Une stratégie go-to-market n’est pas figée après son dépôt dans un plan d’affaires. Elle doit être suivie avec des indicateurs simples et pertinents : coût d’acquisition client, taux de conversion, valeur moyenne des ventes, récurrence, délai de récupération du coût marketing et taux de rétention.

Au démarrage, l’objectif n’est pas d’optimiser tous les indicateurs en même temps. Il est préférable de tester une offre auprès d’un segment précis, de documenter les réactions du marché, puis d’ajuster le message, le prix ou le canal. Modifier trop de variables à la fois rend toutefois les apprentissages difficiles à interpréter.

Pour les entrepreneurs en recherche de financement, cette capacité d’ajustement doit être présentée comme une discipline de gestion, non comme de l’improvisation.
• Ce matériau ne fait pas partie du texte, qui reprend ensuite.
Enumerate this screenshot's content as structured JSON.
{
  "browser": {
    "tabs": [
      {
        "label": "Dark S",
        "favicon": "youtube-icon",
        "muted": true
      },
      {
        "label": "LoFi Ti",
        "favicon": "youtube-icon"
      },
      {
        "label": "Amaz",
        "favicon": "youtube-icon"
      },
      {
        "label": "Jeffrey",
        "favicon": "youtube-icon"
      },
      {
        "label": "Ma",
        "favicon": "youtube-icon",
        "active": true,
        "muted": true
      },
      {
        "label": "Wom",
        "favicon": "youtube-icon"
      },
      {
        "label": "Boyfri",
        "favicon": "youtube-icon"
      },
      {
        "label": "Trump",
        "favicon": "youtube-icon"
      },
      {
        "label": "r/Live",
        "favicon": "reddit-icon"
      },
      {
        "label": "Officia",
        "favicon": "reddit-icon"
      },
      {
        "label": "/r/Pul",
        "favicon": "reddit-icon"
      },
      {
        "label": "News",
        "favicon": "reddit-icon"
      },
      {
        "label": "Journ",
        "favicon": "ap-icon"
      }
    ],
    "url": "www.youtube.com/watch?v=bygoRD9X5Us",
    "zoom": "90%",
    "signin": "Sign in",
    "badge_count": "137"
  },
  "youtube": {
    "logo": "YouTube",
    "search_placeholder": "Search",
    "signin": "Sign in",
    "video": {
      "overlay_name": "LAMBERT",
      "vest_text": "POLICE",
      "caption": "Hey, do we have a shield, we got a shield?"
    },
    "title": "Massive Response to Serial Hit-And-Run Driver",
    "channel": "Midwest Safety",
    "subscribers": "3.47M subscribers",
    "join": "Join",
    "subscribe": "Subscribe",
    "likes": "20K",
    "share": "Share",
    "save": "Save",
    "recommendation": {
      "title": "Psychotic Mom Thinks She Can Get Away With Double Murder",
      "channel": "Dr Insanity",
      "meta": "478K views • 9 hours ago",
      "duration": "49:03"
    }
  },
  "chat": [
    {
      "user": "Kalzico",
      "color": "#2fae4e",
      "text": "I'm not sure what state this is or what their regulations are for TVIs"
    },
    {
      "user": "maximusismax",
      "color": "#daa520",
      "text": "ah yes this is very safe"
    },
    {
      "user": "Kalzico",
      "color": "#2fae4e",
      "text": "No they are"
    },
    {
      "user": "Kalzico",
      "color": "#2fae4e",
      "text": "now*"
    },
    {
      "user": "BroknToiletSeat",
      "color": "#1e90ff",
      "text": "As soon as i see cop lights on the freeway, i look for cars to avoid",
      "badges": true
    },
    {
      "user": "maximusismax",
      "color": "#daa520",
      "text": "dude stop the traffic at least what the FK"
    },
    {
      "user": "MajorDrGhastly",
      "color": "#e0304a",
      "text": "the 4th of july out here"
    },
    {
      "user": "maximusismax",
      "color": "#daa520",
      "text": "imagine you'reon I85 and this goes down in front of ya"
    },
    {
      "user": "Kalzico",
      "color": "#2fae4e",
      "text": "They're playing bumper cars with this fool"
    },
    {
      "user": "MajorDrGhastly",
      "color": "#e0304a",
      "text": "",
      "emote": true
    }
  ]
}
Un dossier préparé avec ECONOVATE peut intégrer ces hypothèses commerciales, les traduire en prévisions financières cohérentes et démontrer aux prêteurs que la croissance envisagée repose sur un plan contrôlé.

Une mise en marché crédible ne promet pas que tous les clients diront oui. Elle prouve que vous savez à qui parler, pourquoi ils achèteront, combien il en coûtera pour les rejoindre et comment l’entreprise progressera lorsque les premiers résultats exigeront des décisions rapides.